PELUANG TERBUKA LEBAR

Kepala Kantor Wilayah (KPw) Bank Indonesia (BI) Kaltara Hendik Sudaryanto mengatakan biasanya penunjang utama dalam perekonomian di daerah-daerah adalah konsumsi. Berbeda di Kaltara, di mana penunjang utama perekonomiannya adalah investasi.

“Dalam PDRB hampir 31 persen merupakan investasi, artinya investasi saat ini masih berkembang dan jauh akan berkembang lagi ke depannya,” bebernya.

Perekonomian yang relatif bagus juga menjadi daya tarik bagi investor, di mana diketahui pada triwulan kedua pertumbuhan perekonomian Kaltara relatif bagus dengan tumbuh 7,13 persen, angka tersebut merupakan tertinggi se-Kalimantan.

“Namun dari share ekonomi, Kaltara masih relatif kecil yang terbesar ada pada Kaltim 51 persen dan Kalbar 17 persen. Tapi jangan salah, potensi kita masih sangat besar menyalip yang lainnya, bahkan bisa di atas 20 persen, karena kita masih memiliki potensi besar dalam pengembangan PDRB,” ungkapnya.
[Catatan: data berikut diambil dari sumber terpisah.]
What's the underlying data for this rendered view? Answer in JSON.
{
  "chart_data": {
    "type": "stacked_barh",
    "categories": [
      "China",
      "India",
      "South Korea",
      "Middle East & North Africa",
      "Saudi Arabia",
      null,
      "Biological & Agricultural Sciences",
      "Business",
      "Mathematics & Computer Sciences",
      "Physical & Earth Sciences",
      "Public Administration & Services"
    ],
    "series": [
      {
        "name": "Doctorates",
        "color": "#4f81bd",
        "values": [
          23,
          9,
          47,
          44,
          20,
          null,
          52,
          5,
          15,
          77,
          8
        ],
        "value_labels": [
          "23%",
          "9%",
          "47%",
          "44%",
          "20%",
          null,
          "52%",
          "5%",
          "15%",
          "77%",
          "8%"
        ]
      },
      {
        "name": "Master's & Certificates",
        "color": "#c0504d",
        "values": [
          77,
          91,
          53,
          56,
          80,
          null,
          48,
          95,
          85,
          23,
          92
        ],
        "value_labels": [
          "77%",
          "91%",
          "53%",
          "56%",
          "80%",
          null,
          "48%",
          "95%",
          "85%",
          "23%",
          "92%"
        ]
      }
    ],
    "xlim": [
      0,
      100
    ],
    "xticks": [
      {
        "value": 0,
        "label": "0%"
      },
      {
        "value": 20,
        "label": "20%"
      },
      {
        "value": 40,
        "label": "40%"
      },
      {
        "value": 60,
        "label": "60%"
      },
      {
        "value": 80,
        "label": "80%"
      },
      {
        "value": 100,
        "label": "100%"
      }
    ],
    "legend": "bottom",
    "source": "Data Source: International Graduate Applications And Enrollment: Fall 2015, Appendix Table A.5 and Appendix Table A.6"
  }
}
Selain itu, keinginan investor untuk berinvestasi juga melihat perkembangan inflasi di suatu daerah, di mana Tarakan yang menjadi acuan inflasi Kaltara tahun ini dinilai tidak terlalu tinggi.

“Kami memperkirakan akhir tahun ini 3,4 persen hingga 3,8 persen, bila optimis inflasi bisa ditekan hingga di bawah 3,5 persen. Berdasarkan data bulan Juni untuk year on year (yoy) masih 3,1 persen, sementara year on day (yod) masih 2,7 persen, tentu angka ini masih belum tinggi dibandingkan akhir tahun lalu yang menyentuh angka 5 persen,” ujarnya.

Inflasi ditekan melalui Tim Pengendali Inflasi Daerah (TPID) yang bekerja sama dengan sektor pangan yang berupaya menekan inflasi. Di mana seperti diketahui ayam pada tahun sebelumnya harganya mendongkrak naik hingga menyentuh angka Rp 65 ribu hingga Rp 80 ribu  per kg.

Tahun ini bisa ditekan tidak melebihi harga eceran tertinggi (HET) yang ditetapkan yakni Rp 45 ribu per kg. “Padahal untuk ayam di daerah lain masih tinggi, tapi di Tarakan bisa dikendalikan dengan baik. Saat ini transportasi udara masih menjadi penyumbang tertinggi inflasi,” bebernya.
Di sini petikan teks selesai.